As many of you wonderful readers know, I’m nearing the completion of my midwifery program. We midwives love metaphors, and on my plane ride home last night from the ACNM Annual Meeting in New Mexico, I was thinking about how I am at that point in my midwifery education journey of complete dilation: I have done the incredibly hard work of learning how to catch babies, do clinical appointments, flexing and stretching those muscles over and over, actively laboring to get into the rhythm of having those cervical exams, IUD insertions, Leopold’s maneuvers become second nature.
On June 6th I’ll sit for my comprehensive exam, which our program requires we take before we start integration (our final practicum). This exam is a test of all the knowledge we need to know to be safe, entry-level midwives. It’s a reassurance that if we pass, we at least have the knowledge foundation to get the most out of our final clinical practicum and do well on our certifying board exam.
One week later, I’ll start integration! I get lots of questions about what this entails: basically, it’s a 10-week final practicum, precepted by one midwife (although, I’ll probably work with 2-3 midwives fairly regularly). I’ll be essentially working full-time with my preceptor, seeing all her patients in clinic and on call-shifts. While my preceptor is there for support and in cases of emergencies, I will be largely responsible for patient care and charting, making management decisions as independently as possible. It’s my chance to truly integrate all the clinical and didactic learning of the past 6 quarters of midwifery school and really hone my own voice as a midwife.
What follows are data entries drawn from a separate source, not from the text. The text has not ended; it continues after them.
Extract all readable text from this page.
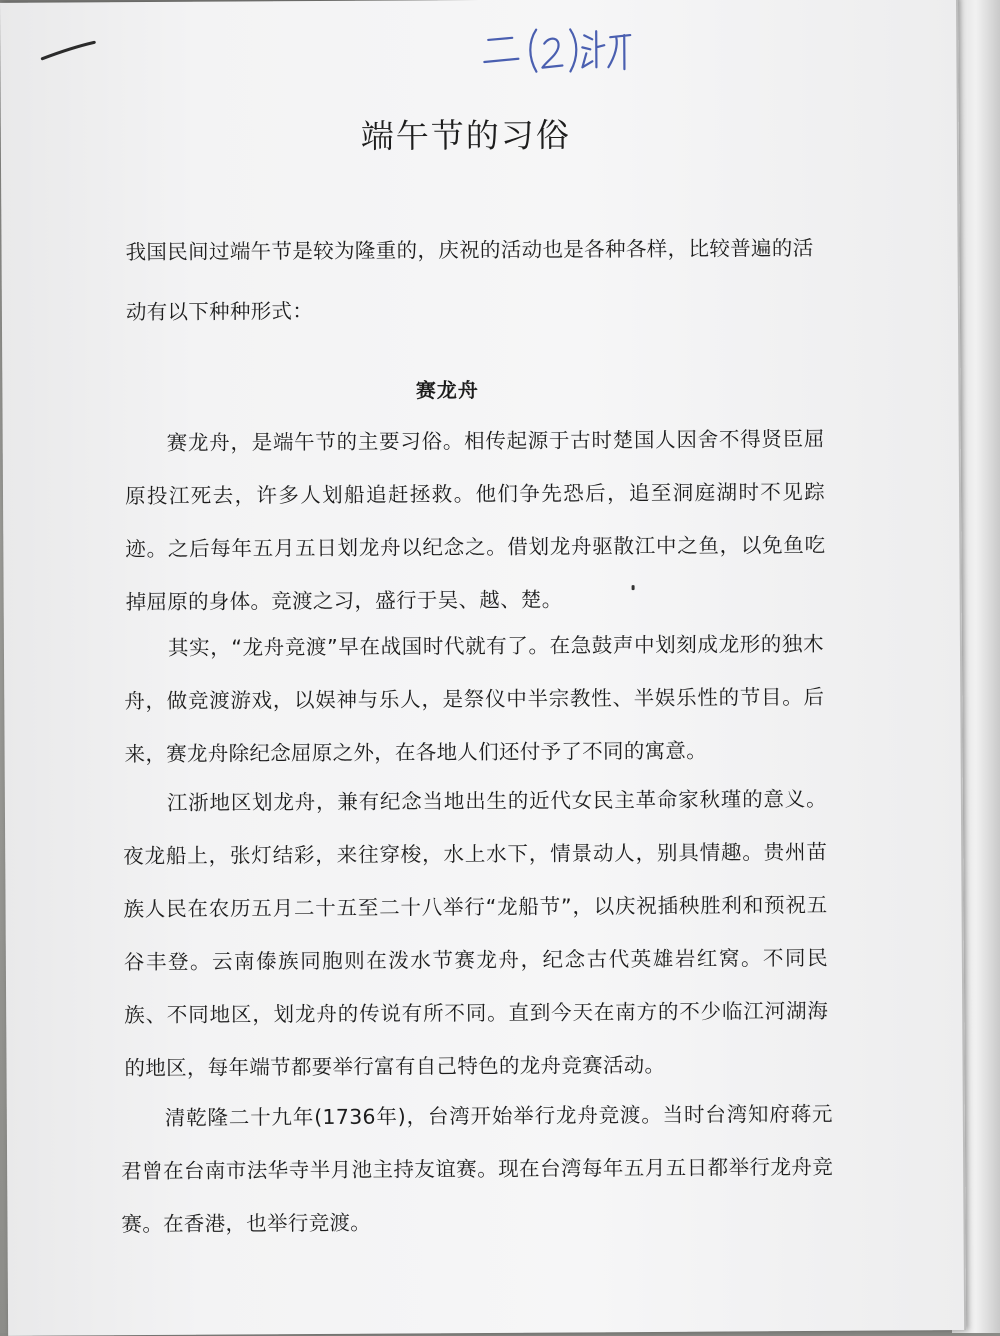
端午节的习俗
我国民间过端午节是较为隆重的，庆祝的活动也是各种各样，比较普遍的活动有以下种种形式：
赛龙舟
赛龙舟，是端午节的主要习俗。相传起源于古时楚国人因舍不得贤臣屈原投江死去，许多人划船追赶拯救。他们争先恐后，追至洞庭湖时不见踪迹。之后每年五月五日划龙舟以纪念之。借划龙舟驱散江中之鱼，以免鱼吃掉屈原的身体。竞渡之习，盛行于吴、越、楚。
其实，“龙舟竞渡”早在战国时代就有了。在急鼓声中划刻成龙形的独木舟，做竞渡游戏，以娱神与乐人，是祭仪中半宗教性、半娱乐性的节目。后来，赛龙舟除纪念屈原之外，在各地人们还付予了不同的寓意。
江浙地区划龙舟，兼有纪念当地出生的近代女民主革命家秋瑾的意义。夜龙船上，张灯结彩，来往穿梭，水上水下，情景动人，别具情趣。贵州苗族人民在农历五月二十五至二十八举行“龙船节”，以庆祝插秧胜利和预祝五谷丰登。云南傣族同胞则在泼水节赛龙舟，纪念古代英雄岩红窝。不同民族、不同地区，划龙舟的传说有所不同。直到今天在南方的不少临江河湖海的地区，每年端节都要举行富有自己特色的龙舟竞赛活动。
清乾隆二十九年(1736年)，台湾开始举行龙舟竞渡。当时台湾知府蒋元君曾在台南市法华寺半月池主持友谊赛。现在台湾每年五月五日都举行龙舟竞赛。在香港，也举行竞渡。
How do I feel about moving from active labor into the pushing phase of my midwifery education journey, you ask?
I’d say about 60% thrilled and excited and about 40% terrified. Not because I don’t think I’ll do a good job, but because the gravity of the responsibility is heavy. I came to midwifery with some pretty lofty goals about my future practice and how I want to serve my community. Every day, I have questioned whether I’m on track to meet those goals and enact that vision. It is an incredible honor and privilege to walk with my patients on their individual journeys to health and well-being throughout their life, and not one I take lightly.
Like most laboring patients about to enter the pushing stage, I know intellectually that I am about to be asked to work harder than I have ever worked in my life…and getting to complete is usually no walk in the park. It’s one thing to know this intellectually and another to actually experience it. I tell my laboring patients when they get close to hitting that wall of despair that they will find wells of strength within themselves they they didn’t know existed. I know the same will be true for my experience in integration: I will have moments of doubt, but also will deepen my confidence as a midwife.
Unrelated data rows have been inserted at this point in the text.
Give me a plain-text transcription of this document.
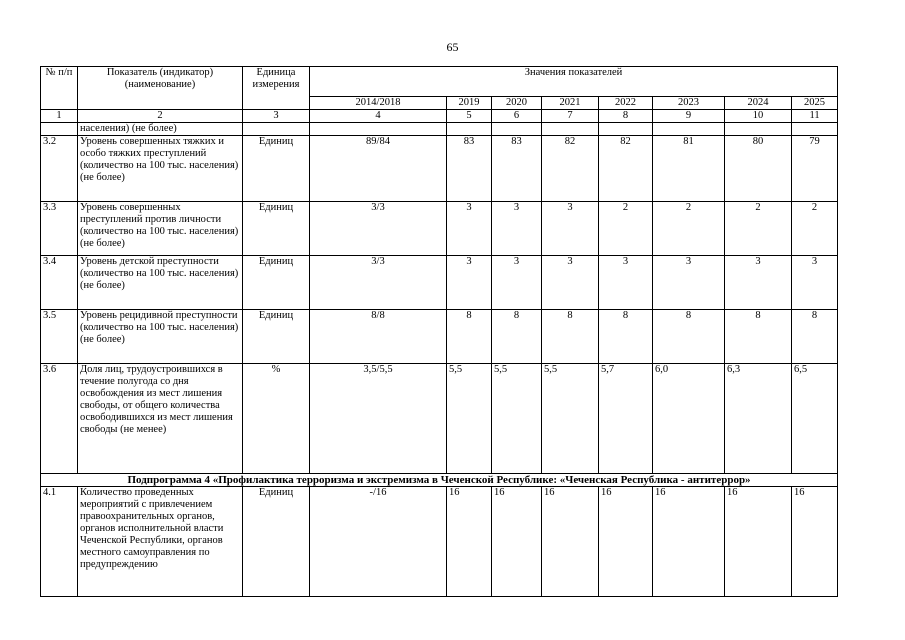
65
№ п/п	Показатель (индикатор) (наименование)	Единица измерения	Значения показателей							
			2014/2018	2019	2020	2021	2022	2023	2024	2025
1	2	3	4	5	6	7	8	9	10	11
	населения) (не более)									
3.2	Уровень совершенных тяжких и особо тяжких преступлений (количество на 100 тыс. населения) (не более)	Единиц	89/84	83	83	82	82	81	80	79
3.3	Уровень совершенных преступлений против личности (количество на 100 тыс. населения) (не более)	Единиц	3/3	3	3	3	2	2	2	2
3.4	Уровень детской преступности (количество на 100 тыс. населения) (не более)	Единиц	3/3	3	3	3	3	3	3	3
3.5	Уровень рецидивной преступности (количество на 100 тыс. населения) (не более)	Единиц	8/8	8	8	8	8	8	8	8
3.6	Доля лиц, трудоустроившихся в течение полугода со дня освобождения из мест лишения свободы, от общего количества освободившихся из мест лишения свободы (не менее)	%	3,5/5,5	5,5	5,5	5,5	5,7	6,0	6,3	6,5
Подпрограмма 4 «Профилактика терроризма и экстремизма в Чеченской Республике: «Чеченская Республика - антитеррор»										
4.1	Количество проведенных мероприятий с привлечением правоохранительных органов, органов исполнительной власти Чеченской Республики, органов местного самоуправления по предупреждению	Единиц	-/16	16	16	16	16	16	16	16
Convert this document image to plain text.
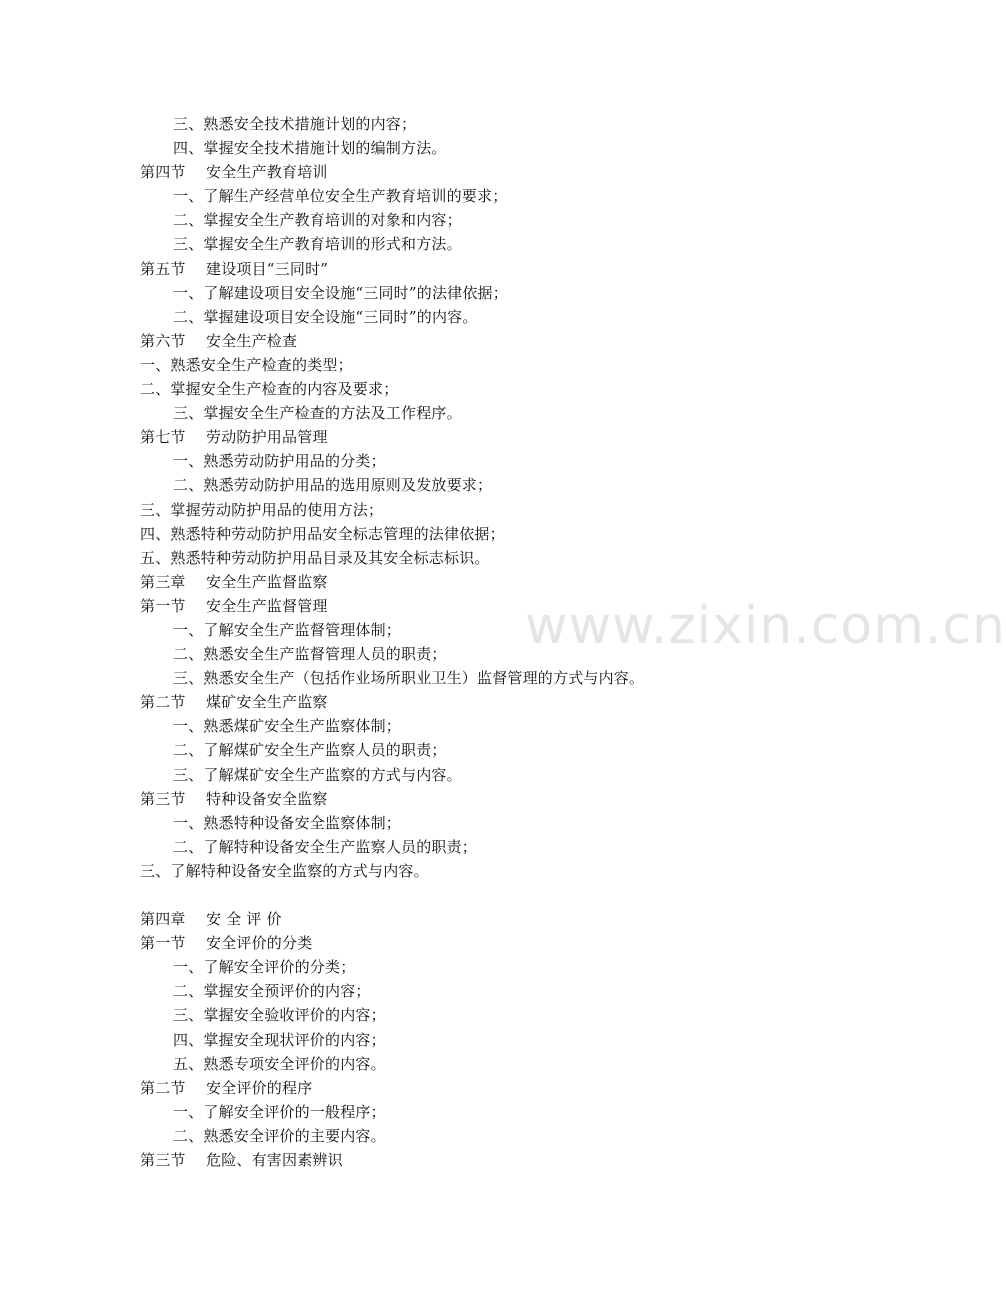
三、熟悉安全技术措施计划的内容；
四、掌握安全技术措施计划的编制方法。
第四节 安全生产教育培训
一、了解生产经营单位安全生产教育培训的要求；
二、掌握安全生产教育培训的对象和内容；
三、掌握安全生产教育培训的形式和方法。
第五节 建设项目“三同时”
一、了解建设项目安全设施“三同时”的法律依据；
二、掌握建设项目安全设施“三同时”的内容。
第六节 安全生产检查
一、熟悉安全生产检查的类型；
二、掌握安全生产检查的内容及要求；
三、掌握安全生产检查的方法及工作程序。
第七节 劳动防护用品管理
一、熟悉劳动防护用品的分类；
二、熟悉劳动防护用品的选用原则及发放要求；
三、掌握劳动防护用品的使用方法；
四、熟悉特种劳动防护用品安全标志管理的法律依据；
五、熟悉特种劳动防护用品目录及其安全标志标识。
第三章 安全生产监督监察
第一节 安全生产监督管理
一、了解安全生产监督管理体制；
二、熟悉安全生产监督管理人员的职责；
三、熟悉安全生产（包括作业场所职业卫生）监督管理的方式与内容。
第二节 煤矿安全生产监察
一、熟悉煤矿安全生产监察体制；
二、了解煤矿安全生产监察人员的职责；
三、了解煤矿安全生产监察的方式与内容。
第三节 特种设备安全监察
一、熟悉特种设备安全监察体制；
二、了解特种设备安全生产监察人员的职责；
三、了解特种设备安全监察的方式与内容。
第四章 安 全 评 价
第一节 安全评价的分类
一、了解安全评价的分类；
二、掌握安全预评价的内容；
三、掌握安全验收评价的内容；
四、掌握安全现状评价的内容；
五、熟悉专项安全评价的内容。
第二节 安全评价的程序
一、了解安全评价的一般程序；
二、熟悉安全评价的主要内容。
第三节 危险、有害因素辨识
www.zixin.com.cn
To follow this metaphor a bit further, the pushing phase of labor is engages different muscles and a different mental space. Suddenly the vision clears and the end-goal becomes clear again: I am thisclose to moving across that threshold from student to practicing midwife. While I will always be a student at heart (future PhD, cough, cough), it won’t be the same and it will come with a different set of responsibilities.
So…here’s to that little lull that sometimes happens at complete dilation before active pushing. I have a few weeks to rest, prepare, re-evaluate my clinical goals and priorities, before diving deep for the last effort before graduating as a midwife. I’m about as ready as I’ll ever be, so let’s bring it!